A Logical Guy Remembering How To Feel


I grew up an anxious kid and I became an anxious adult.  I know that’s not uncommon, but for so much of my life, I was worried that I wasn’t good enough.  I was always especially insecure about whether I was attractive to women; I had tremendous insecurity with the opposite sex.

I realize now that I coped with all that insecurity by doing two things.  First, I became very cerebral. I threw myself into my education, and into cultivating my own intelligence.  In one sense, that paid off well: I built a successful career. I’m a business intelligence analyst, and I’ve worked for both public and private clients. I’m good at what I do – which boils down to seeing things other people can’t, and then explaining those things in a way that they find useful. The second thing I did to deal with my insecurity was build a shell around myself.  That made it difficult for anyone to get close to me.  That shell helped cost me my marriage.

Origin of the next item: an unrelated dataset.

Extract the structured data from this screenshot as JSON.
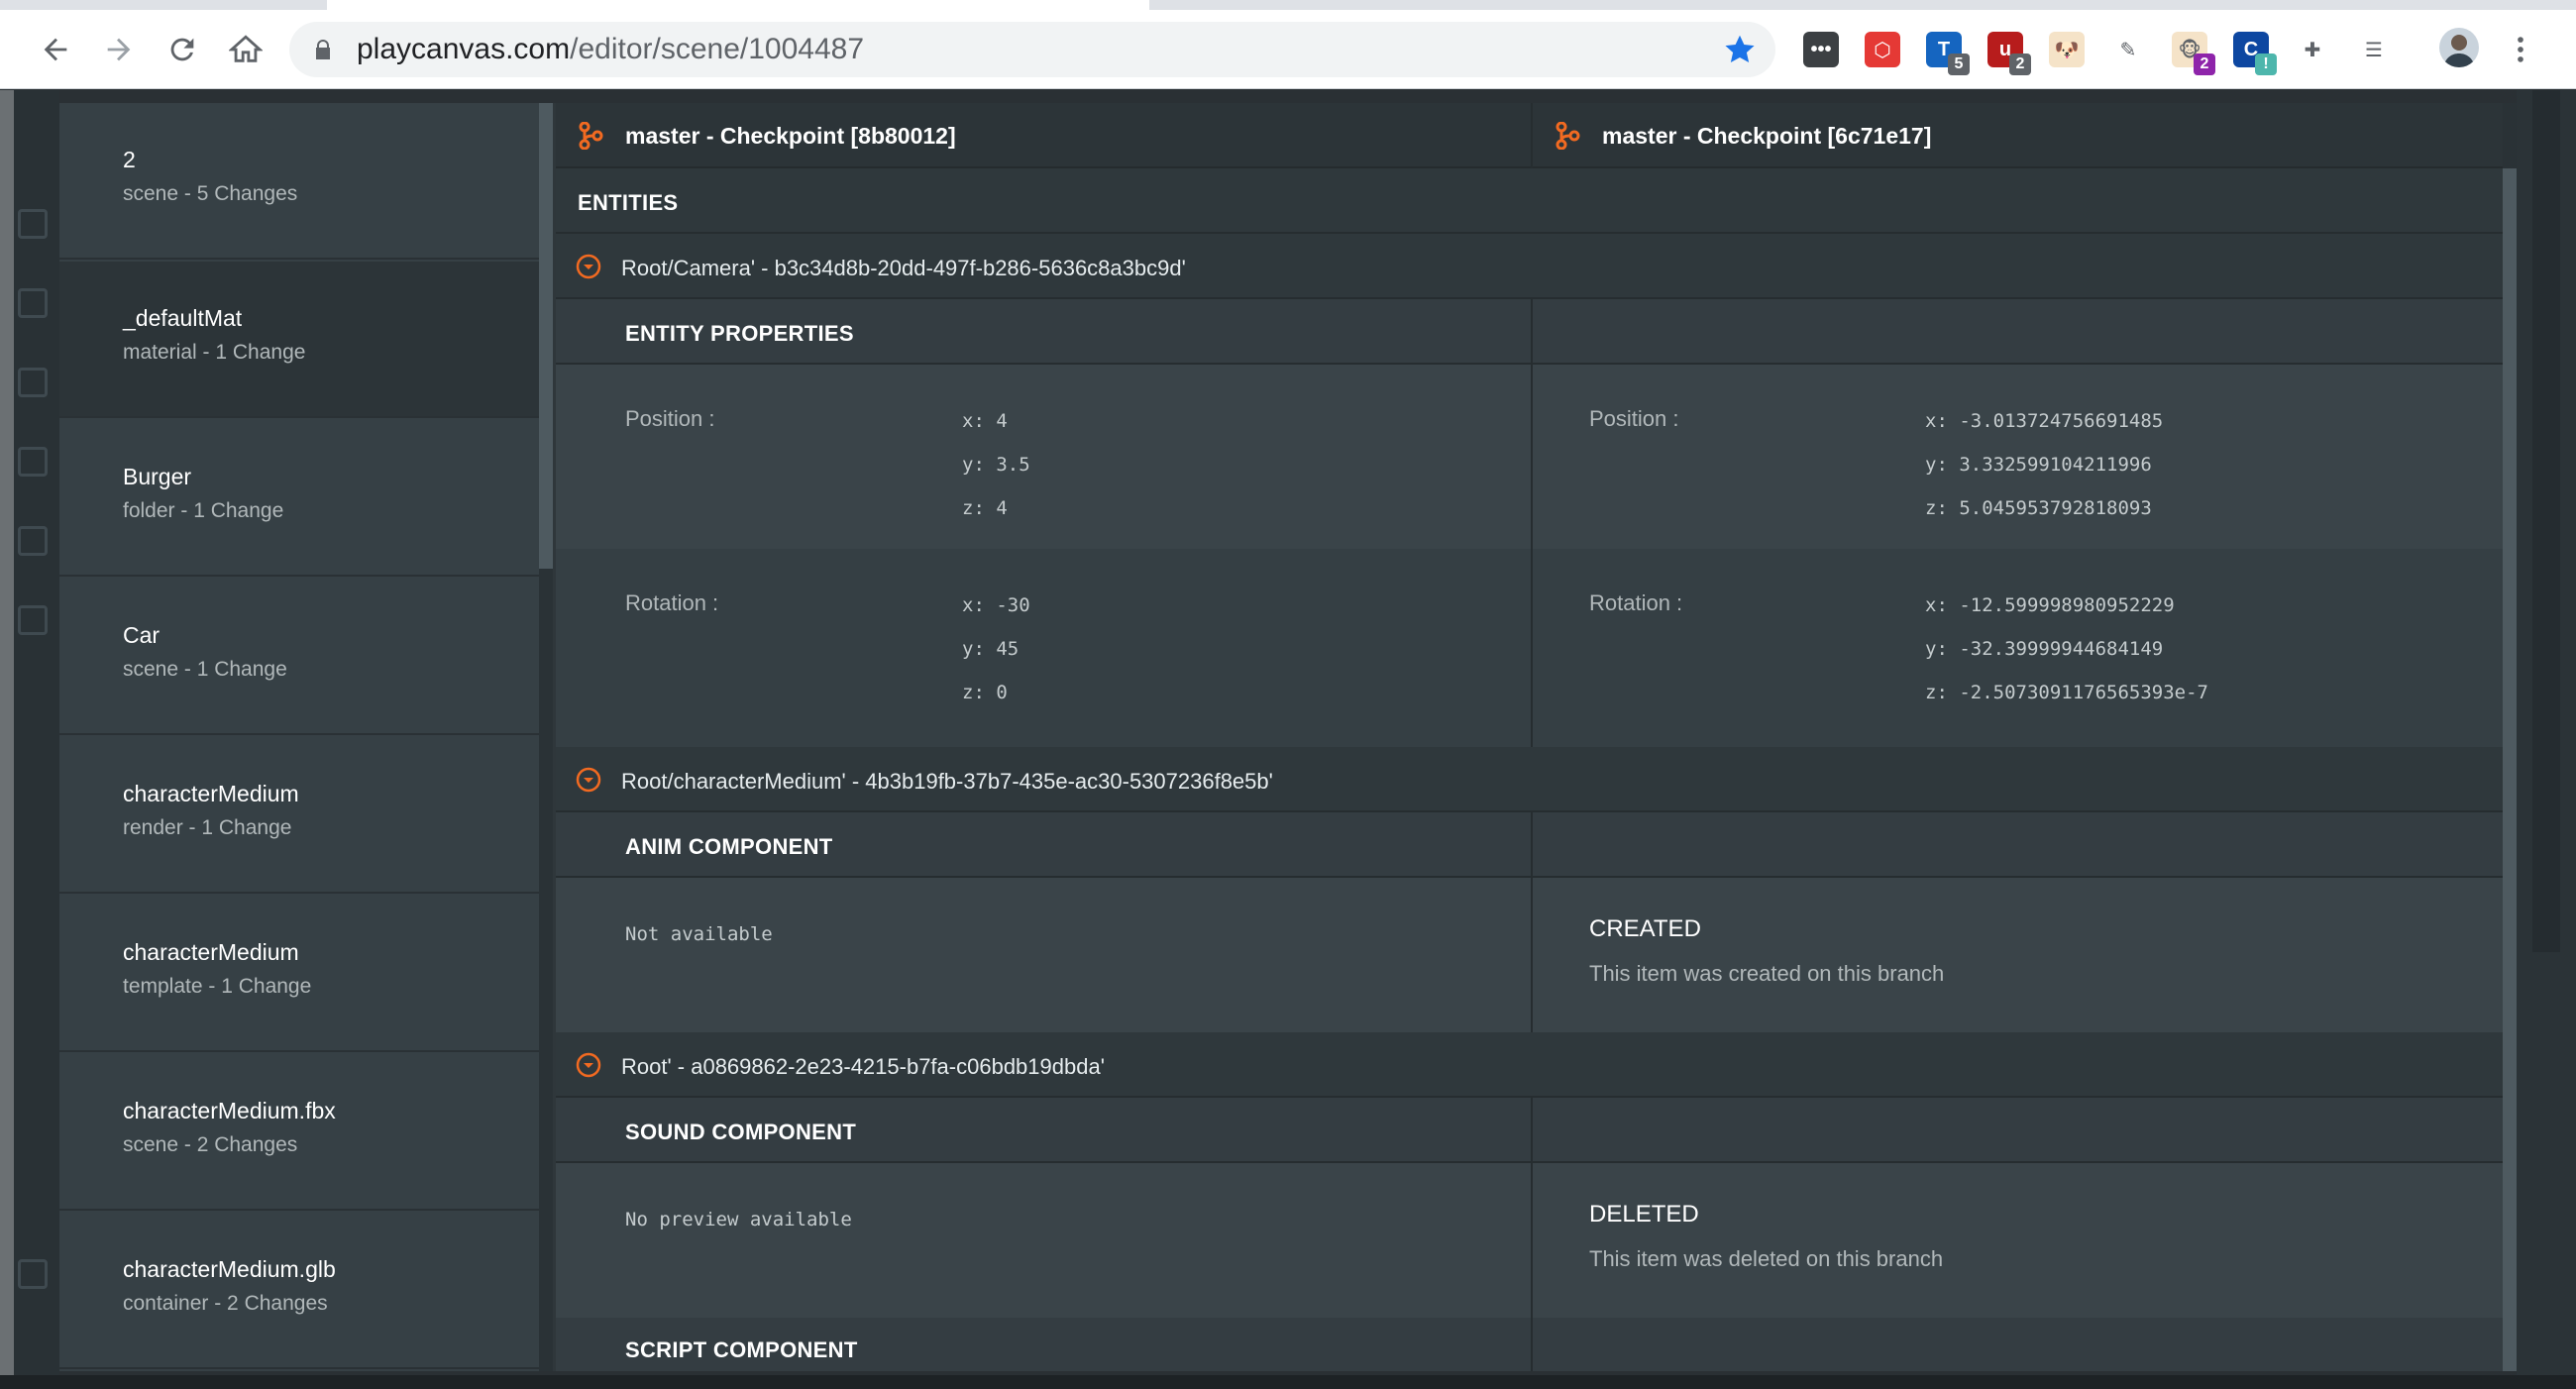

I remember being in therapy with my ex-wife.  My soon-to-be-ex had just shared something very powerful at length.  The therapist asked me how I felt about what I heard.  “I understand,” I told her.  The therapist shook her head.  “I didn’t ask whether you understood.  I asked how you felt about what she said.”  And I was confused, because to me they were the same question.  I didn’t have any ability to drop into my feelings.  Eventually, my wife had an affair, and we talked about that in therapy too.  When it became clear the marriage was over and my wife was leaving for this other guy, I honestly felt relieved.  I felt like a burden had been lifted.  I said to my therapist, “I'm just happy that everyone can end up being okay.”  The therapist looked at me. “That remains to be seen,” she said, “because everyone is not okay.”

I tried to open up after that, I really did. I tried many different modalities in order to increase my consciousness and awareness.  I’m a lifelong Buddhist, and I took the time to go spend a year in Tibet with my teacher. I became a tantric practitioner specializing in sexual contact control practice.  I became a biogenesis coach.

I first tried OM in 2012.  I was in the prime of my business intelligence work with the city of Aspen, Colorado.  I was on assignment near Boulder and some guys I consulted with suggested we go to a workshop.  I was incredulous when they described what OM was supposed to be about.  It seemed like a joke, and not one I wanted to roll with. It didn't sound like there was anything good about any of it. As I told the guys I was with, I couldn't see how it was going to end well.

I know a lot about sex.  Remember, I did tantra.  I had this very cerebral understanding of it, though. I would say that, for the most part, my sexual participation has always had me looking for what I can receive rather than what I can give.  And for all of my studying, I realized as the workshop began to unfold that there was a lot I didn’t know about how the female organs work. With all of my skepticism about OM, I gave one of the facilitators a hard time. At one point, they asked me to sink into my body and my feet. I was taken aback because no one had ever really ever asked me to do that. They walked me through how to drop into my body and feel, rather than only using my mind to think. It was challenging. 

My first OM was nerve-wracking.  As I began to stroke, I began to sweat, and the drops came off my forehead and perched on my nose.  I was terrified I was going to drip sweat on this woman and she would be disgusted.  I realized that even though she was the one with her pants off, I felt incredibly vulnerable and exposed.  It was a new feeling.  

During the OM, my partner began to cry very loudly. I couldn't tell whether I was hurting her or if she was working through something. I kept stroking. Her crying got more intense and she began to wail, but I could sense that her crying didn’t have anything to do with me or what I was doing. Then, all of a sudden, I started to feel her in my chest, and not just in my finger.  The emotion translated into pressure in my chest. That was my first experience of the feedback loop in OM, what can be felt through a shared experience of connection. It turned out this woman had been widowed for 25 years, and this was the first time anyone had touched her since her husband had died.  In one OM, she had opened a huge block.

The next day I woke up in my motel room so zoned and so stumped, I just couldn't come to grips with what I'd experienced.  It was a three-hour drive back home, and I drove the whole way in a kind of trance. When I got home to Aspen, I realized that something profound had happened, and that I should quit questioning why it happened, and try and get in touch with what.  Over the following 24 hours, I came to understand that no one had ever taught me how to feel.  And while stroking, I had felt more deeply than I ever had before.  I’m a logical guy.  If this practice of connection can change my life, if it can help me learn to be vulnerable, then I have to do it.

Eight years later, OM is a central part of my life.  If I neglect it, I become cerebral and productive, forgetting to feel. When I’ve started to lock myself away in my intellect, I can always return to OM.  And whenever I do, I remember how to feel.